The denominator, \(P(x_1,x_2,...,x_n)\), is the same for all, so we only need to identify:

\(P(y|x_1,x_2,...,x_n)\propto P(x_1,x_2,...,x_n|y)P(y)\)

The assumption of Naive Bayes

We assume each \(x\) is independent. Therefore:

\(P(x_1,x_2,...,x_n|y)=P(x_1|y)P(x_2|y)...P(x_n|y)\)

\(P(y|x_1,x_2,...,x_n)\propto P(x_1|y)P(x_2|y)...P(x_n|y)P(y)\)

The Naive Bayes classifier

Calculating the Naive Bayes estimator

With the Naive Bayes assumption we have:

\(P(y|x_1,x_2,...,x_n)\propto P(x_1|y)P(x_2|y)...P(x_n|y)P(y)\)

We now choose \(y\) which maximises this.

This is easier to calculate, as there is less of a sample restriction.

This is used when evidence is also in classes, as the chance of any individual outcome on a continuous probability is \(0\).

Estimating \(P(y)\)

We can easily calculate \(P(y)\), by looking at the frequency across the sample.

Estimating \(P(x_1|y)\)

Normally, \(P(x_1|y)=\dfrac{n_c}{n_y}\), where:

\(n_c\) is the number of instances where the evidence is \(c\) and the label is \(y\).
\(n_y\) is the number of instances where the label is \(y\).

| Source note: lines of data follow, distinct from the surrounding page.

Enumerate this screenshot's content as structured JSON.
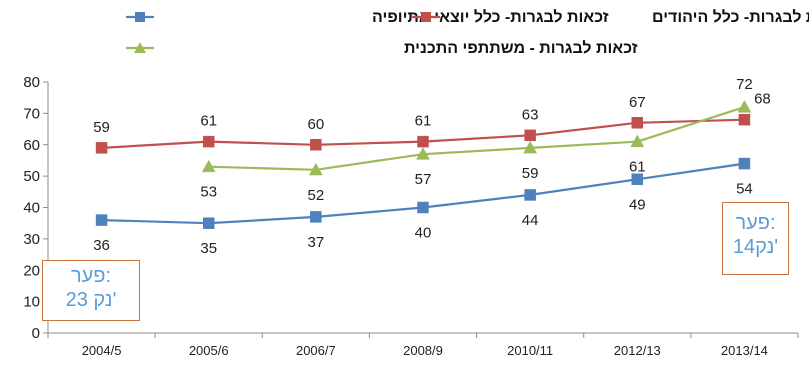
{
  "chart_data": {
    "type": "line",
    "categories": [
      "2004/5",
      "2005/6",
      "2006/7",
      "2008/9",
      "2010/11",
      "2012/13",
      "2013/14"
    ],
    "ylim": [
      0,
      80
    ],
    "yticks": [
      0,
      10,
      20,
      30,
      40,
      50,
      60,
      70,
      80
    ],
    "grid": false,
    "legend_position": "top",
    "series": [
      {
        "name": "זכאות לבגרות- כלל יוצאי אתיופיה",
        "color": "#4f81bd",
        "marker": "square",
        "values": [
          36,
          35,
          37,
          40,
          44,
          49,
          54
        ]
      },
      {
        "name": "זכאות לבגרות- כלל היהודים",
        "color": "#c0504d",
        "marker": "square",
        "values": [
          59,
          61,
          60,
          61,
          63,
          67,
          68
        ]
      },
      {
        "name": "זכאות לבגרות - משתתפי התכנית",
        "color": "#9bbb59",
        "marker": "triangle",
        "values": [
          null,
          53,
          52,
          57,
          59,
          61,
          72
        ]
      }
    ],
    "annotations": [
      {
        "id": "gap-2004",
        "line1": "פער:",
        "line2": "23 נק'"
      },
      {
        "id": "gap-2013",
        "line1": "פער:",
        "line2": "14נק'"
      }
    ]
  }
}
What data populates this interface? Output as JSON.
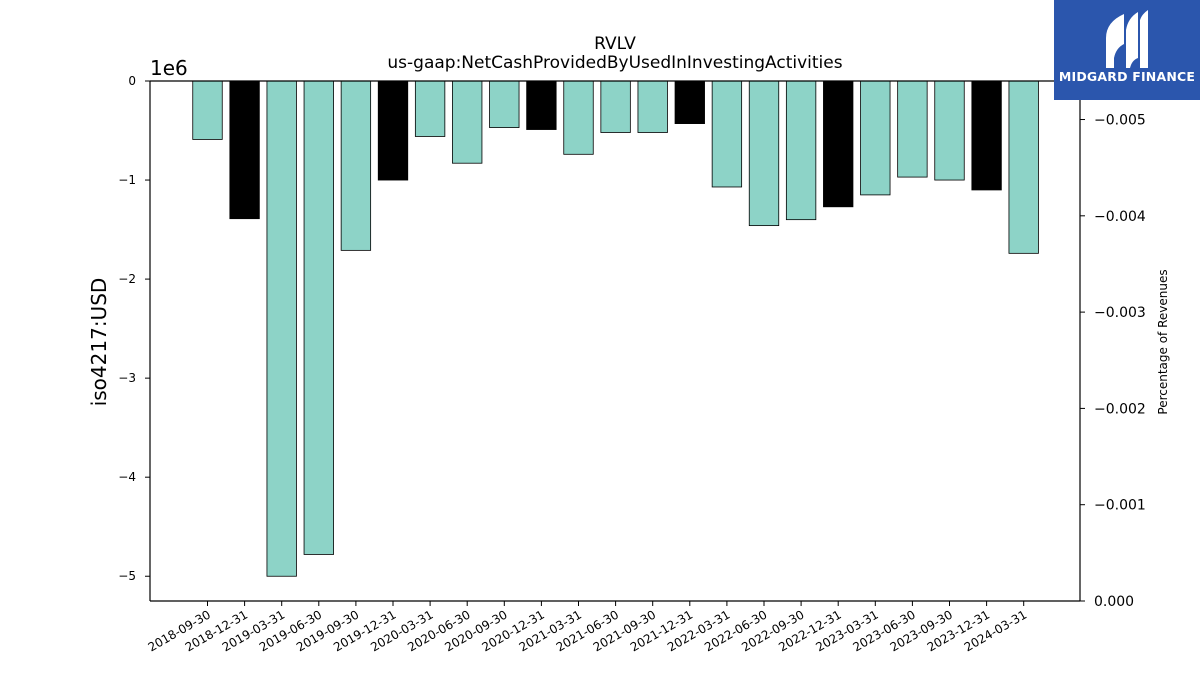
{
  "brand": {
    "name": "MIDGARD FINANCE",
    "colors": {
      "background": "#2b56ad",
      "text": "#ffffff"
    }
  },
  "chart_data": {
    "type": "bar",
    "title": "RVLV",
    "subtitle": "us-gaap:NetCashProvidedByUsedInInvestingActivities",
    "ylabel": "iso4217:USD",
    "y_offset_label": "1e6",
    "y2label": "Percentage of Revenues",
    "ylim": [
      -5.25,
      0
    ],
    "y2lim": [
      0,
      -0.0054
    ],
    "yticks": [
      0,
      -1,
      -2,
      -3,
      -4,
      -5
    ],
    "ytick_labels": [
      "0",
      "−1",
      "−2",
      "−3",
      "−4",
      "−5"
    ],
    "y2ticks": [
      0,
      -0.001,
      -0.002,
      -0.003,
      -0.004,
      -0.005
    ],
    "y2tick_labels": [
      "0.000",
      "−0.001",
      "−0.002",
      "−0.003",
      "−0.004",
      "−0.005"
    ],
    "categories": [
      "2018-09-30",
      "2018-12-31",
      "2019-03-31",
      "2019-06-30",
      "2019-09-30",
      "2019-12-31",
      "2020-03-31",
      "2020-06-30",
      "2020-09-30",
      "2020-12-31",
      "2021-03-31",
      "2021-06-30",
      "2021-09-30",
      "2021-12-31",
      "2022-03-31",
      "2022-06-30",
      "2022-09-30",
      "2022-12-31",
      "2023-03-31",
      "2023-06-30",
      "2023-09-30",
      "2023-12-31",
      "2024-03-31"
    ],
    "values": [
      -0.59,
      -1.39,
      -5.0,
      -4.78,
      -1.71,
      -1.0,
      -0.56,
      -0.83,
      -0.47,
      -0.49,
      -0.74,
      -0.52,
      -0.52,
      -0.43,
      -1.07,
      -1.46,
      -1.4,
      -1.27,
      -1.15,
      -0.97,
      -1.0,
      -1.1,
      -1.74
    ],
    "bar_colors": [
      "#8dd3c7",
      "#000000",
      "#8dd3c7",
      "#8dd3c7",
      "#8dd3c7",
      "#000000",
      "#8dd3c7",
      "#8dd3c7",
      "#8dd3c7",
      "#000000",
      "#8dd3c7",
      "#8dd3c7",
      "#8dd3c7",
      "#000000",
      "#8dd3c7",
      "#8dd3c7",
      "#8dd3c7",
      "#000000",
      "#8dd3c7",
      "#8dd3c7",
      "#8dd3c7",
      "#000000",
      "#8dd3c7"
    ],
    "grid": false,
    "legend": "none"
  }
}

Regularising the Naive Bayes estimator

To reduce the risk of specific probabilities being zero, we can adjust them, so that:

\(P(x_1|y)=\dfrac{n_c+mp}{n_y+m}\), where:

\(p\) is the prior probability. If this is unknown, use \(\dfrac{1}{k}\), where \(k\) is the number of classes.
\(m\) is a parameter called the equivilant sample size.

Text classification using Naive Bayes

Naive Bayes and text classification

Naive Bayes can be used to classify text documents. The \(x\) variables can be appearances of each word, and \(y\) can be the document classification.